The (Subjective) Power of Public Sculpture

"Sculpture in the LMA can be so many things to each of us. One day a reason to stop and contemplate, the next just a landmark along our way. But every piece has the potential to inspire.”

--Stephen Dill, Interim Director of Marketing, Wheelock College

Some of us have thought about individual works for years. Others rush right by them. To you we say: slow down, interact with one of the many outdoor sculptures in the LMA. The pieces here will reward your careful attention.

Don’t worry. There are no right answers. Or right questions. As you would expect in an environment as creative as the LMA, these sculptures aren’t inert, they’re catalysts, open to whatever possibilities you see in them.

To get you started, we have selected five very different pieces. Realistic. Abstract. Primitive. But don’t settle for descriptions when you can experience them in person. How about today?

Sky Covenant by Louise Nevelson at the Riverway entrance to Temple Israel

As the artist herself said: “Humans really are heir to every possibility within themselves, and it’s only up to us to admit it and accept it.” Nevelson intended this work to represent the universe as an individual might see it: initially, a vast array of unrelated objects that, upon contemplation, begins to reveal connections, a larger design, meaning. The sculpture’s construction leads your eye upward from ground level in a movement that symbolizes the union of human and Divine. From Temple Israel’s own description: “The Creation myth reveals a Jewish view of the universe in words. Sky Covenant portrays a Jewish view of the universe in steel.”

We! by David Bakalar in front of the Campus Center, Wheelock College

You might say that Bakalar’s “we” refers to the fact that sculptor and viewer are in it together. Technically, this work’s aluminum slices define three abstract figures. But where are they going? From one angle, they’re sauntering down the Riverway, a nice bit of contextual positioning. But that’s just one perspective. The sculpture’s mood is also quicksilver, changing with the light, the season and, of course, your own frame of mind. Wheelock has two other Bakalars on campus.

Life Emerging by Janice Corkin Rudolf in front of the Karp Family Research Center at Children’s Hospital

Architecture alone cannot always convey the full sense of an organization’s purpose. Just imagine the Karp Center’s façade without Life Emerging. The two small figures surrounded by what the artist describes as a “cell-like orb” speak volumes about Children’s Hospital’s mission and spirit. The beautifully aged verdigris patina reflects Children’s stature as a Boston institution. We think you’ll agree Life Emerging is finely attuned to its role and setting.

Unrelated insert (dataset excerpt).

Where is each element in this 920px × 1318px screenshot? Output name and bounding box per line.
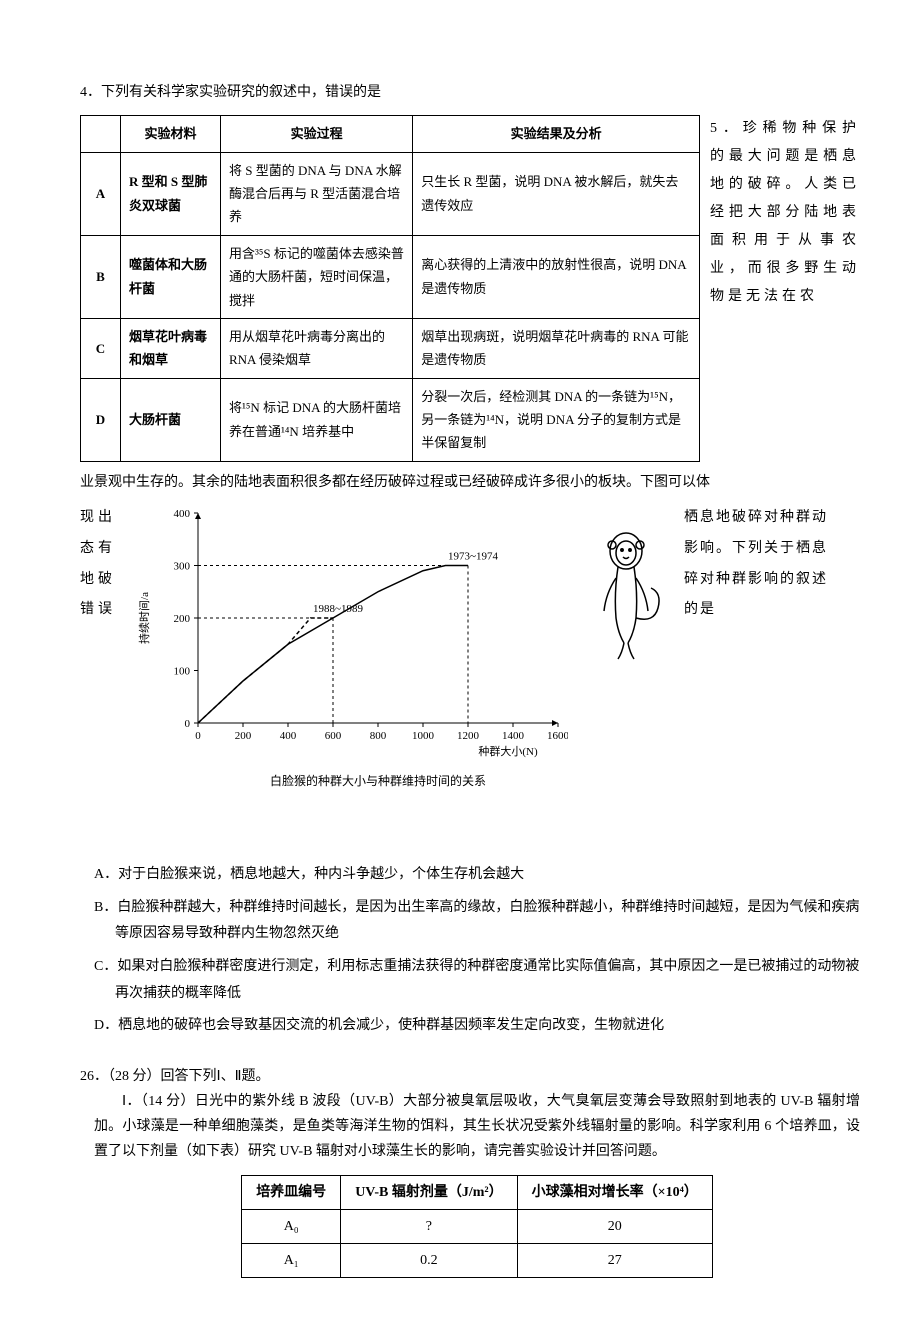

Sentinels by Leslie Wilcox in the Academic Quad, Simmons College

Wilcox has created a variety of installations involving trees wrapped in translucent stainless steel; we’re lucky to have one of her sculptures here in the LMA. While the title suggests military tunics, MASCO’s Laura Fogerty has always thought of them as the Graduation Gowns. The artist acknowledges the presence of humor in her work—and these unexpectedly togged-out trees might strike you that way, if you encounter them at noon. But what if you’re hurrying by at midnight?

All Time Belongs to God by George Greenamyer on Huntington Avenue at the Massachusetts College of Art and Design

Created by a sculptor and blacksmith who taught at the school for 40 years, this 19-foot kinetic work combines Greenamyer’s passions for folk art, protest art, and executions that are “punchy, rough and not vague.” According to Mass Art’s Roberto Barretto, “All Time Belongs to God” is Greenamyer’s statement on how we perceive ourselves in the world. He draws on a variety of artistic traditions—as well as his own skepticism and sense of humor—to make points about Good and Evil, Time and Humanity.”